Viewed on its own for the client to have to work out at accessData stage what pixel ranges are needed to cover a particular patch of the sky and frequency band is not attractive and anyway needs full metadata to do so. However, I think that the common use case of “I’m only interested in this small sub-cube” can is covered by the Query stage additionally returning the pixel ranges within each cube that satisfy the original discovery query, which the service will have had to work out with full WCS anyway. I think that doing this does allow the first iteration of AccessData to be as simple as Tom suggests, whilst fulfilling the main data reduction use case of cut-outs.

Paul.

On 2014-03 -12, at 16:52, Tom McGlynn <Thomas.A.McGlynn at nasa.gov> wrote:

> OK...  We're now all agreed that we want to be able to specify circular cut-out regions...  I'd like to return to my sense of why this came up, answer Doug's question as to what distinguishes SIA from TAP (though he likely intended it rhetorically), and to suggest that it makes sense to consider the AccessData (or a part of it at least) as a full and separate interface used by but independent of SIA.
> 
> I think this confusion comes about because we instinctively know that an image cut-out is not a circle.  The act of cutting out the image creates a rectangle (or has traditionally, HEALPix and HTM pixel lists could be a counter example).  So when we say we are specifying a circular cutout what we really mean is that we are providing inputs to a procedure which given an image instance will calculate the actual cutout parameters and if requested do the cutting out.
> 
> The part of this that belongs within the SIA standard is suggested by the previous sentence: Where do we refer to images specifically?
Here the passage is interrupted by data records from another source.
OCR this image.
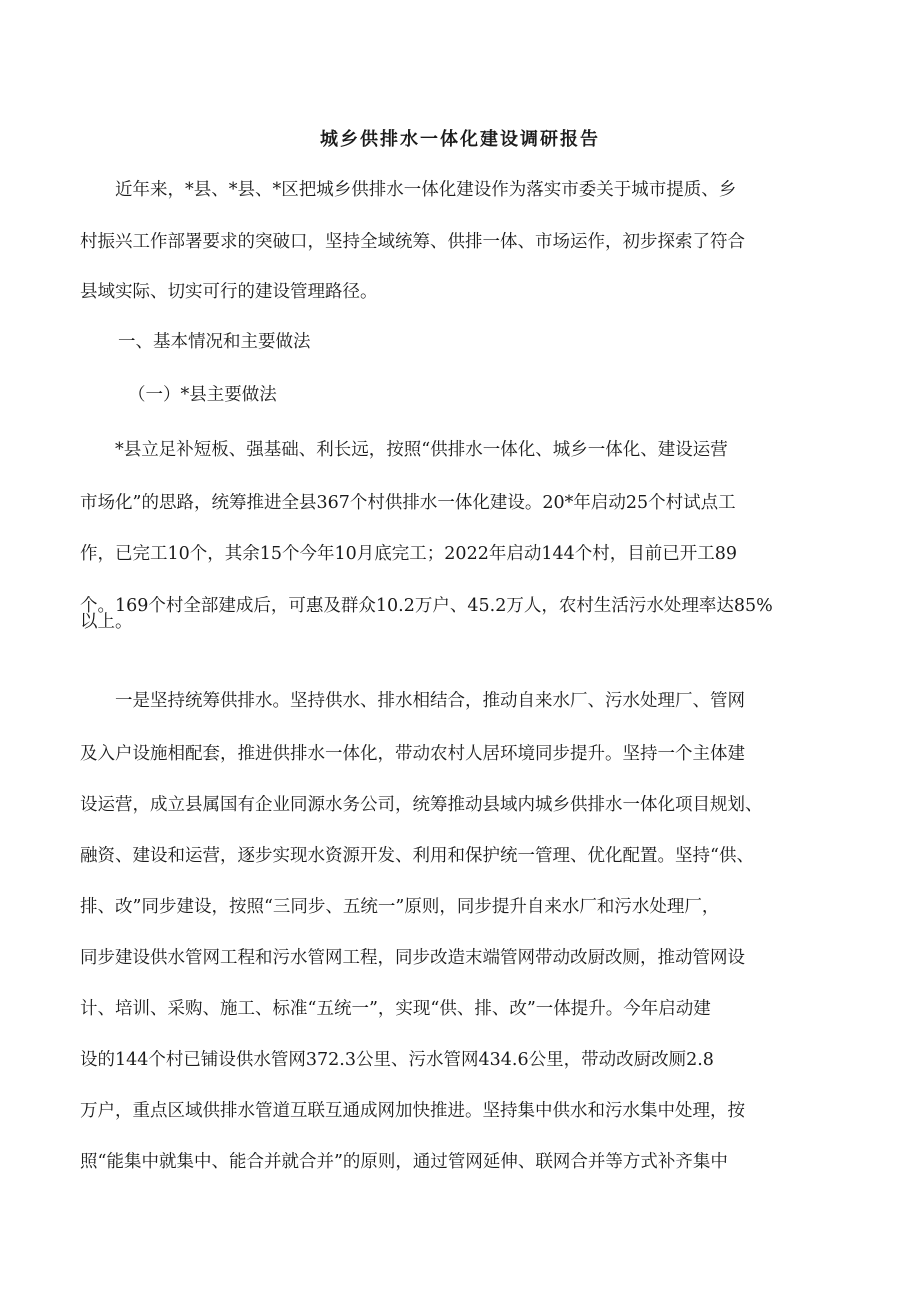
城乡供排水一体化建设调研报告
　　近年来，*县、*县、*区把城乡供排水一体化建设作为落实市委关于城市提质、乡
村振兴工作部署要求的突破口，坚持全域统筹、供排一体、市场运作，初步探索了符合
县域实际、切实可行的建设管理路径。
一、基本情况和主要做法
（一）*县主要做法
　　*县立足补短板、强基础、利长远，按照“供排水一体化、城乡一体化、建设运营
市场化”的思路，统筹推进全县367个村供排水一体化建设。20*年启动25个村试点工
作，已完工10个，其余15个今年10月底完工；2022年启动144个村，目前已开工89
个。169个村全部建成后，可惠及群众10.2万户、45.2万人，农村生活污水处理率达85%
以上。
　　一是坚持统筹供排水。坚持供水、排水相结合，推动自来水厂、污水处理厂、管网
及入户设施相配套，推进供排水一体化，带动农村人居环境同步提升。坚持一个主体建
设运营，成立县属国有企业同源水务公司，统筹推动县域内城乡供排水一体化项目规划、
融资、建设和运营，逐步实现水资源开发、利用和保护统一管理、优化配置。坚持“供、
排、改”同步建设，按照“三同步、五统一”原则，同步提升自来水厂和污水处理厂，
同步建设供水管网工程和污水管网工程，同步改造末端管网带动改厨改厕，推动管网设
计、培训、采购、施工、标准“五统一”，实现“供、排、改”一体提升。今年启动建
设的144个村已铺设供水管网372.3公里、污水管网434.6公里，带动改厨改厕2.8
万户，重点区域供排水管道互联互通成网加快推进。坚持集中供水和污水集中处理，按
照“能集中就集中、能合并就合并”的原则，通过管网延伸、联网合并等方式补齐集中
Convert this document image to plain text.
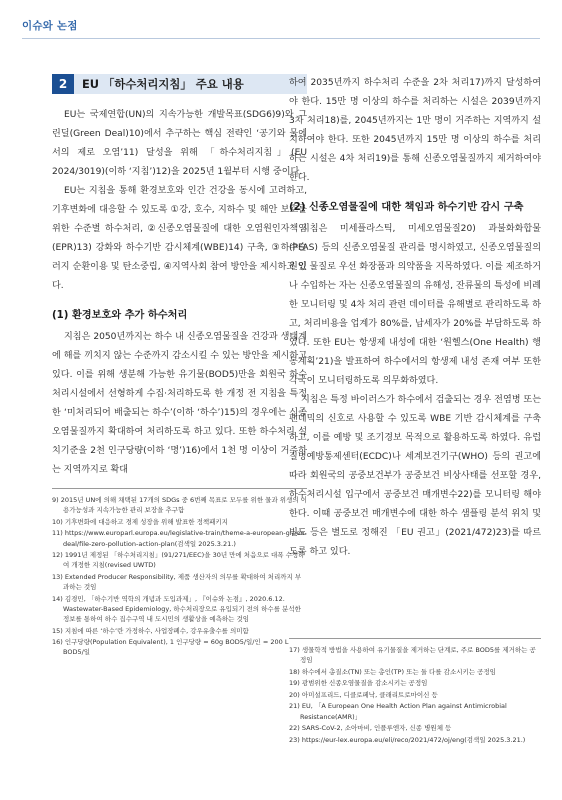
이슈와 논점
2	EU 「하수처리지침」 주요 내용

EU는 국제연합(UN)의 지속가능한 개발목표(SDG6)9)와 그린딜(Green Deal)10)에서 추구하는 핵심 전략인 ‘공기와 물에서의 제로 오염’11) 달성을 위해 「하수처리지침」(EU 2024/3019)(이하 ‘지침’)12)을 2025년 1월부터 시행 중이다.

EU는 지침을 통해 환경보호와 인간 건강을 동시에 고려하고, 기후변화에 대응할 수 있도록 ①강, 호수, 지하수 및 해안 보호를 위한 수준별 하수처리, ②신종오염물질에 대한 오염원인자책임(EPR)13) 강화와 하수기반 감시체계(WBE)14) 구축, ③하수슬러지 순환이용 및 탄소중립, ④지역사회 참여 방안을 제시하고 있다.

(1) 환경보호와 추가 하수처리

지침은 2050년까지는 하수 내 신종오염물질을 건강과 생태계에 해를 끼치지 않는 수준까지 감소시킬 수 있는 방안을 제시하고 있다. 이를 위해 생분해 가능한 유기물(BOD5)만을 회원국 하수처리시설에서 선형하게 수집·처리하도록 한 개정 전 지침을 특정한 ‘미처리되어 배출되는 하수’(이하 ‘하수’)15)의 경우에는 신종오염물질까지 확대하여 처리하도록 하고 있다. 또한 하수처리 설치기준을 2천 인구당량(이하 ‘명’)16)에서 1천 명 이상이 거주하는 지역까지로 확대

9) 2015년 UN에 의해 채택된 17개의 SDGs 중 6번째 목표로 모두를 위한 물과 위생의 이용가능성과 지속가능한 관리 보장을 추구함

10) 기후변화에 대응하고 경제 성장을 위해 발표한 정책패키지

11) https://www.europarl.europa.eu/legislative-train/theme-a-european-green-deal/file-zero-pollution-action-plan(검색일 2025.3.21.)

12) 1991년 제정된 「하수처리지침」(91/271/EEC)을 30년 만에 처음으로 대폭 수정하여 개정한 지침(revised UWTD)

13) Extended Producer Responsibility, 제품 생산자의 의무를 확대하여 처리까지 부과하는 것임

14) 김경민, 「하수기반 역학의 개념과 도입과제」, 『이슈와 논점』, 2020.6.12. Wastewater-Based Epidemiology, 하수처리장으로 유입되기 전의 하수를 분석한 정보를 통하여 하수 집수구역 내 도시민의 생활상을 예측하는 것임

15) 지침에 따른 ‘하수’란 가정하수, 사업장폐수, 강우유출수를 의미함

16) 인구당량(Population Equivalent), 1 인구당량 = 60g BOD5/일/인 = 200 L BOD5/일

하여 2035년까지 하수처리 수준을 2차 처리17)까지 달성하여야 한다. 15만 명 이상의 하수를 처리하는 시설은 2039년까지 3차 처리18)를, 2045년까지는 1만 명이 거주하는 지역까지 설치하여야 한다. 또한 2045년까지 15만 명 이상의 하수를 처리하는 시설은 4차 처리19)를 통해 신종오염물질까지 제거하여야 한다.

(2) 신종오염물질에 대한 책임과 하수기반 감시 구축

지침은 미세플라스틱, 미세오염물질20) 과불화화합물(PFAS) 등의 신종오염물질 관리를 명시하였고, 신종오염물질의 원인 물질로 우선 화장품과 의약품을 지목하였다. 이를 제조하거나 수입하는 자는 신종오염물질의 유해성, 잔류물의 특성에 비례한 모니터링 및 4차 처리 관련 데이터를 유해별로 관리하도록 하고, 처리비용을 업계가 80%를, 납세자가 20%를 부담하도록 하였다. 또한 EU는 항생제 내성에 대한 ‘원헬스(One Health) 행동계획’21)을 발표하여 하수에서의 항생제 내성 존재 여부 또한 각국이 모니터링하도록 의무화하였다.

지침은 특정 바이러스가 하수에서 검출되는 경우 전염병 또는 팬데믹의 신호로 사용할 수 있도록 WBE 기반 감시체계를 구축하고, 이를 예방 및 조기경보 목적으로 활용하도록 하였다. 유럽질병예방통제센터(ECDC)나 세계보건기구(WHO) 등의 권고에 따라 회원국의 공중보건부가 공중보건 비상사태를 선포할 경우, 하수처리시설 입구에서 공중보건 매개변수22)를 모니터링 해야 한다. 이때 공중보건 매개변수에 대한 하수 샘플링 분석 위치 및 빈도 등은 별도로 정해진 「EU 권고」(2021/472)23)를 따르도록 하고 있다.

17) 생물학적 방법을 사용하여 유기물질을 제거하는 단계로, 주로 BOD5를 제거하는 공정임

18) 하수에서 총질소(TN) 또는 총인(TP) 또는 둘 다를 감소시키는 공정임

19) 광범위한 신종오염물질을 감소시키는 공정임

20) 아미설프리드, 디클로페낙, 클래리트로마이신 등

21) EU, 「A European One Health Action Plan against Antimicrobial Resistance(AMR)」

22) SARS-CoV-2, 소아마비, 인플루엔자, 신종 병원체 등

23) https://eur-lex.europa.eu/eli/reco/2021/472/oj/eng(검색일 2025.3.21.)
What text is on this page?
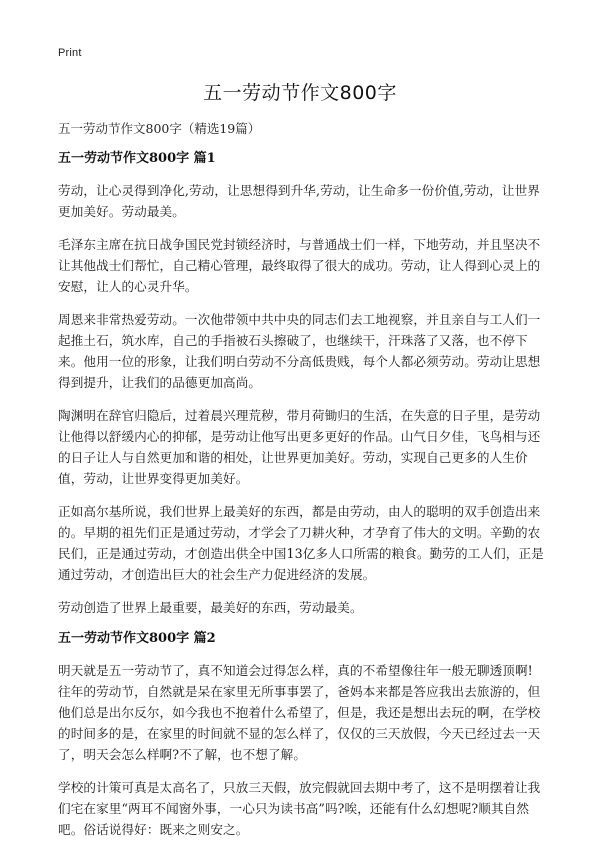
Print
五一劳动节作文800字

五一劳动节作文800字（精选19篇）

五一劳动节作文800字 篇1

劳动，让心灵得到净化,劳动，让思想得到升华,劳动，让生命多一份价值,劳动，让世界更加美好。劳动最美。

毛泽东主席在抗日战争国民党封锁经济时，与普通战士们一样，下地劳动，并且坚决不让其他战士们帮忙，自己精心管理，最终取得了很大的成功。劳动，让人得到心灵上的安慰，让人的心灵升华。

周恩来非常热爱劳动。一次他带领中共中央的同志们去工地视察，并且亲自与工人们一起推土石，筑水库，自己的手指被石头擦破了，也继续干，汗珠落了又落，也不停下来。他用一位的形象，让我们明白劳动不分高低贵贱，每个人都必须劳动。劳动让思想得到提升，让我们的品德更加高尚。

陶渊明在辞官归隐后，过着晨兴理荒秽，带月荷锄归的生活，在失意的日子里，是劳动让他得以舒缓内心的抑郁，是劳动让他写出更多更好的作品。山气日夕佳，飞鸟相与还的日子让人与自然更加和谐的相处，让世界更加美好。劳动，实现自己更多的人生价值，劳动，让世界变得更加美好。

正如高尔基所说，我们世界上最美好的东西，都是由劳动，由人的聪明的双手创造出来的。早期的祖先们正是通过劳动，才学会了刀耕火种，才孕育了伟大的文明。辛勤的农民们，正是通过劳动，才创造出供全中国13亿多人口所需的粮食。勤劳的工人们，正是通过劳动，才创造出巨大的社会生产力促进经济的发展。

劳动创造了世界上最重要，最美好的东西，劳动最美。

五一劳动节作文800字 篇2

明天就是五一劳动节了，真不知道会过得怎么样，真的不希望像往年一般无聊透顶啊!往年的劳动节，自然就是呆在家里无所事事罢了，爸妈本来都是答应我出去旅游的，但他们总是出尔反尔，如今我也不抱着什么希望了，但是，我还是想出去玩的啊，在学校的时间多的是，在家里的时间就不显的怎么样了，仅仅的三天放假，今天已经过去一天了，明天会怎么样啊?不了解，也不想了解。

学校的计策可真是太高名了，只放三天假，放完假就回去期中考了，这不是明摆着让我们宅在家里“两耳不闻窗外事，一心只为读书高”吗?唉，还能有什么幻想呢?顺其自然吧。俗话说得好：既来之则安之。
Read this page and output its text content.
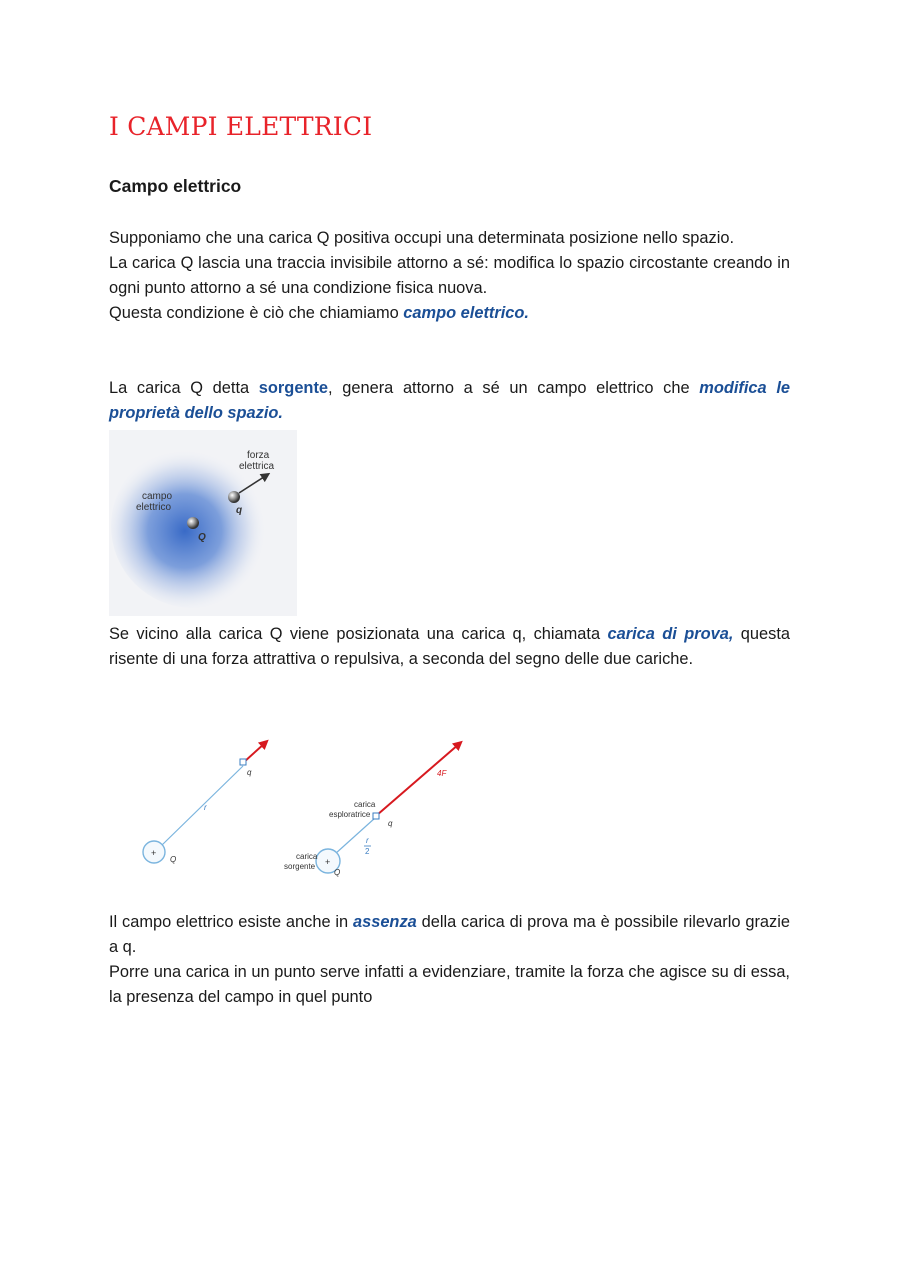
I CAMPI ELETTRICI
Campo elettrico

Supponiamo che una carica Q positiva occupi una determinata posizione nello spazio.
La carica Q lascia una traccia invisibile attorno a sé: modifica lo spazio circostante creando in ogni punto attorno a sé una condizione fisica nuova.
Questa condizione è ciò che chiamiamo campo elettrico.

La carica Q detta sorgente, genera attorno a sé un campo elettrico che modifica le proprietà dello spazio.

forza
elettrica
campo
elettrico	q
Q

Se vicino alla carica Q viene posizionata una carica q, chiamata carica di prova, questa risente di una forza attrattiva o repulsiva, a seconda del segno delle due cariche.

+
q
r
Q	+
4F
carica
esploratrice
q
r
2
carica
sorgente
Q

Il campo elettrico esiste anche in assenza della carica di prova ma è possibile rilevarlo grazie a q.
Porre una carica in un punto serve infatti a evidenziare, tramite la forza che agisce su di essa, la presenza del campo in quel punto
When we need to calculate the actual cutout parameters.  SIA handles all the aspects of the retrieval that require understanding images.  So anything involving WCS projections or coordinates or whatever should be done within the SIA service.   After the SIA service has determined that a particular image should be returned in the results, then if it supports subsetting and the user has requested a subset, it should know enough to immediately calculate the appropriate limits and be able to express them in terms of the structural parameters of that particular image.  Maybe it's some kind of dynamically created image from photon database, maybe it's just a simple FITS image, maybe we've decided to support HDF.  The SIA service knows how to create the appropriate cutout in the native terms of the image.
> 
> In the great majority of cases we will be talking about FITS image. We're going to return a URL to the user that will enable them to retrieve the specific cutout.  In the case of the FITS image there's no reason why this can't simply specify the axes' ranges and if we do that we have a lot of advantages:
>  - This kind of generic subsetting capability is already implemented -- in lots of places I suspect. E.g., using the FITS filter capabilities of CFITSIO both array and table subsetting are fully supported in commands like FCOPY.  I think IRAF has similar features.  STILTS has lots of filtering of tables including both FITS and VOTables.  A site could just have a CGI script that allowed users to read a local FITS file, input the filter parameters, and write the output to the web.  This could be a few lines of Perl calling FCOPY.
>  - Adding subsetting to SSA or SLAP or any other service that is going to index FITS data becomes straightforward.
>  - The subsetting capability is usable outside of the SxA context to do anything users want.  E.g., maybe I want to get a subset of rows from a photon list.  I think this would be immensely useful to have generally, and since I think it's relatively easy to do (see FCOPY above) separating it out makes it easy to promote -- even to sites that have no intention of providing SIA services (perhaps they don't have images!).
> 
> And it makes it very clear what defines SIA: the use of the image data model.  SSA is defined by use of the spectral data model. Implementations of these may very well use TAP in part, and I'm suggesting that they should also use a model independent AccessData protocol to manipulate results (e.g., do cutouts).  Here I mean model-independent to suggest independence from any understanding of the semantics of the data (Image data model, Spectral data model, ...) although maybe it would appropriate for this protocol to be based upon a 'model' of abstract multi-dimensional arrays and tables which might then be specialized for the physical representations of these in FITS files and VOTables.
> 
> A standard that defined how such data subsetting and manipulation should be done in an archive, and that was  easy to implement, would have a real chance for broad adoption -- there's a real problem with very large data files.   I think addressing this one area could be immensely valuable to the community.  If we keep it very small -- which I think separating it out from the SxA standard does, then I think we could make rapid progress here.
> 
> 	Tom
> 

Dr. Paul Harrison
JBCA, Manchester University
http://www.manchester.ac.uk/jodrellbank